Ifab schiebt abseitsrevolution auf: tageslicht-modell startet als kanada-test
Die IFAB hat sich gerade aus dem Fenster gelehnt – und doch nur Luft geholt. Statt der erwarteten Abseitsrevolution verabschiedete das Gremium in Hensol sechs technische Neuerungen, doch das eigentliche Schlachtfeld, die Abseitsfrage, wurde in die Wolken geschoben. Die FIFA aber zieht nach: Am 4. April rollt in der Canadian Premier League der Ball unter Tageslicht-Abseits, einem Regelversuch, der Taktikbücher neu schreiben könnte.
Wenger treibt kanada-test voran
Arsène Wenger, der Chef-Innovator im FIFA-Hauptquartier, hat die Testserie längst als sein persönliches Projekt adoptiert. „Wir wollen Klarheit, Tempo und mehr Tore“, sagt er, seit Jahren ein Verfechter des Modells, das nur noch dann Abseits zählt, wenn Stürmer komplett hinter der letzten Abwehrkette stehen. Ein Knöchel, eine Schulter, ein Haaransatz – reicht nicht. Erst wenn Licht zwischen Angreifer und Verteidiger sichtbar ist, pfeift der Linienrichter. Die CPL dient als Labor, die FIFA als Auftraggeber, die Fans als Versuchskaninchen.
Die Logik dahinter ist simple Statistik: Seit der Einführung der halbautomatischen Abseitstechnologie explodierte die Zahl der um Haaresbreite annullierten Treffer. Millimeterentscheidungen fräsen Spielfluss, Nerven, Zuschauerzahlen. Die neue Interpretation soll Linienrichter entlasten, Angriffe verlängern, Schiedsrichtergesichter glätten. Doch der Teufel steckt im Detail – und im Video.

Challenge-karte statt var-gedudel
Kanada wird nicht nur Tageslicht liefern, sondern auch ein Coach-Challenge-System testen. Trainer erhalten eine begrenzte Anzahl Karten, die sie an den Vierten Offiziellen reichen können, um Szenen prüfen zu lassen. Kein Automatismus mehr, sondern bewusstes Risiko. Tore, Elfmeter, Rote Karten, Identitätsverwechslungen – alles kann, nichts muss. Die Szene landet am Monitor, der Coach schwitzt, die Uhr läuft. Die Liga verspricht sich davon mehr Dramatik, weniger Unterbrechung. Die FIFA verspricht sich Daten, Daten, Daten.

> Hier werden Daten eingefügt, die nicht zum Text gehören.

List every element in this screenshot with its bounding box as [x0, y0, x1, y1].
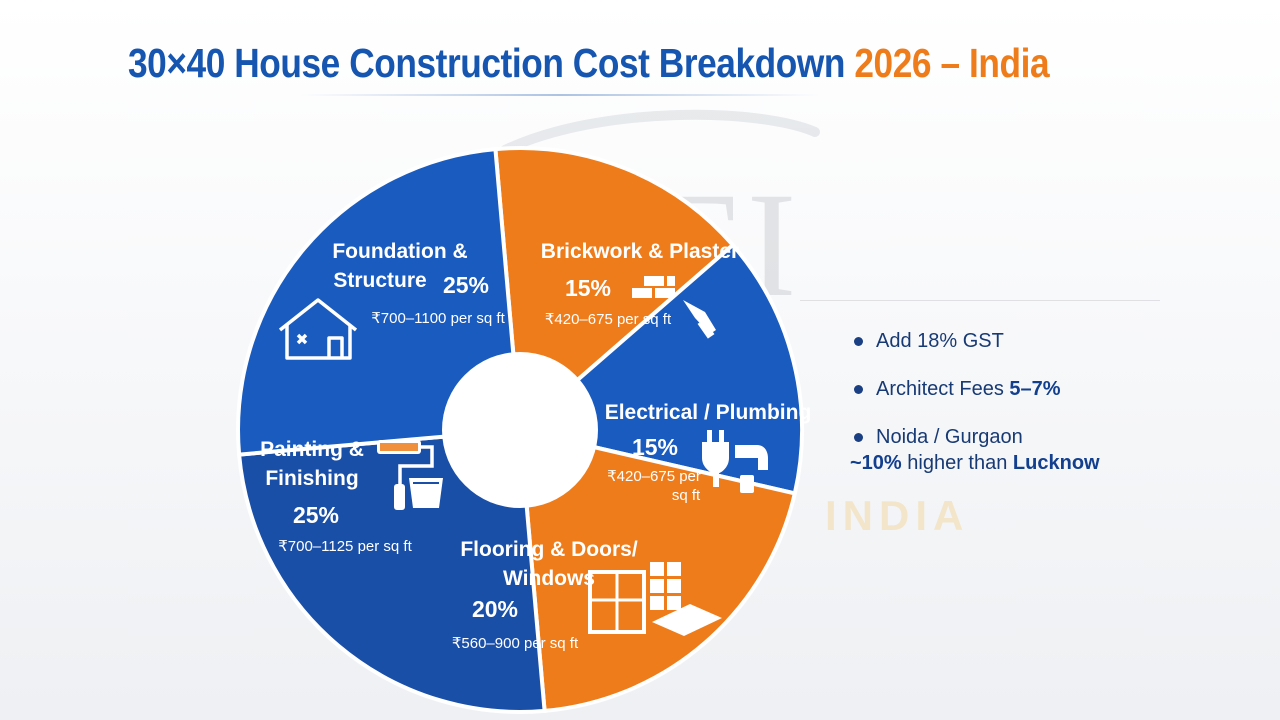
bullet-icon — [854, 433, 863, 442]
note-city-line2: ~10% higher than Lucknow — [850, 452, 1100, 474]
slice-4-cost-line-0: ₹700–1100 per sq ft — [371, 310, 505, 327]
slice-2-percent: 20% — [472, 596, 518, 622]
slice-1-cost-line-0: ₹420–675 per — [607, 468, 701, 485]
slice-3-percent: 25% — [293, 502, 339, 528]
watermark-swoosh — [500, 109, 820, 155]
title-accent: 2026 – India — [854, 40, 1050, 86]
slice-4 — [236, 146, 523, 457]
slice-3-name-line-0: Painting & — [260, 438, 364, 461]
slice-3-cost-line-0: ₹700–1125 per sq ft — [278, 538, 412, 555]
slice-0-percent: 15% — [565, 275, 611, 301]
title-main: 30×40 House Construction Cost Breakdown — [128, 40, 845, 86]
slice-1-percent: 15% — [632, 434, 678, 460]
chart-title: 30×40 House Construction Cost Breakdown … — [128, 40, 1050, 87]
slice-0-name-line-0: Brickwork & Plaster — [541, 240, 739, 263]
slice-1-name-line-0: Electrical / Plumbing — [605, 401, 812, 424]
slice-3-name-line-1: Finishing — [265, 467, 358, 490]
note-architect-prefix: Architect Fees — [876, 378, 1010, 400]
slice-4-name-line-0: Foundation & — [332, 240, 467, 263]
plug-pipe-icon — [702, 430, 768, 493]
slice-1-cost-line-1: sq ft — [672, 487, 701, 504]
notes-list: Add 18% GST Architect Fees 5–7% Noida / … — [850, 328, 1100, 498]
watermark-country: INDIA — [825, 492, 969, 539]
title-underline — [300, 94, 820, 96]
slice-3 — [236, 427, 547, 714]
slice-0-cost-line-0: ₹420–675 per sq ft — [545, 311, 672, 328]
slice-4-name-line-1: Structure — [333, 269, 426, 292]
note-city-percent: ~10% — [850, 452, 902, 474]
bricks-trowel-icon — [632, 276, 716, 339]
note-gst-text: Add 18% GST — [876, 330, 1004, 352]
bullet-icon — [854, 337, 863, 346]
note-architect-range: 5–7% — [1009, 378, 1061, 400]
house-frame-icon — [278, 298, 358, 360]
note-city-name: Lucknow — [1012, 452, 1100, 474]
slice-4-percent: 25% — [443, 272, 489, 298]
slice-2-name-line-0: Flooring & Doors/ — [460, 538, 637, 561]
note-city-difference: Noida / Gurgaon ~10% higher than Lucknow — [850, 424, 1100, 476]
watermark-rule — [800, 300, 1160, 301]
paint-roller-bucket-icon — [377, 440, 443, 510]
slice-0 — [493, 146, 736, 435]
slice-labels: Brickwork & Plaster 15% ₹420–675 per sq ft… — [260, 240, 811, 652]
window-tiles-icon — [588, 562, 722, 636]
bullet-icon — [854, 385, 863, 394]
note-city-middle: higher than — [901, 452, 1013, 474]
note-city-line1: Noida / Gurgaon — [876, 426, 1023, 448]
note-gst: Add 18% GST — [850, 328, 1100, 354]
slice-2-name-line-1: Windows — [503, 567, 595, 590]
slice-2-cost-line-0: ₹560–900 per sq ft — [452, 635, 579, 652]
donut-hole — [442, 352, 598, 508]
note-architect-fees: Architect Fees 5–7% — [850, 376, 1100, 402]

Für die Bundesliga ist das alles noch Science-fiction. Dort regiert weiter die Technik, die jeden Zehntelmeter misst, jede Nasenspitze abzieht. Doch die Stimmung kocht. Trainer fordern Transparenz, Fans fordern Tempo, Spieler fordern Luft. Die IFAB gibt sich gelassen: „Wir beobachten“, heißt es. Beobachten ist das neue Zögern.
Die Zahren sprechen trotzdem: In der Saison 2023/24 waren 12 Prozent aller Bundesliga-Tore Abseits, ein historischer Rekord. Die Tageslicht-Variante könnte diese Quote halbieren, rechnet Wengers Analystenteam vor. Mehr Tore, mehr Spektakel, mehr Einschaltquoten. Die FIFA sieht sich als Dienstleister des Geschäfts, nicht als Hüter der Tradition.
Am 4. April steht also nicht nur die Kanada-Liga auf dem Platz, sondern die Zukunft des Tores. Wenn der erste Stürmer noch stehen darf, weil seine Ferse im gleichen Atemzug mit dem Verteidiger bleibt, wird es laut. Wenn der erste Trainer seine Challenge-Karte zieht, wird es lauter. Und wenn die IFAB dann endlich beschließt, wird es nicht mehr um Millimeter gehen, sondern um Meter. Die Fahne bleibt unten, der Ball rollt, das Tor zählt. Die Revolution kommt – nur eben später, und eben aus Kanada.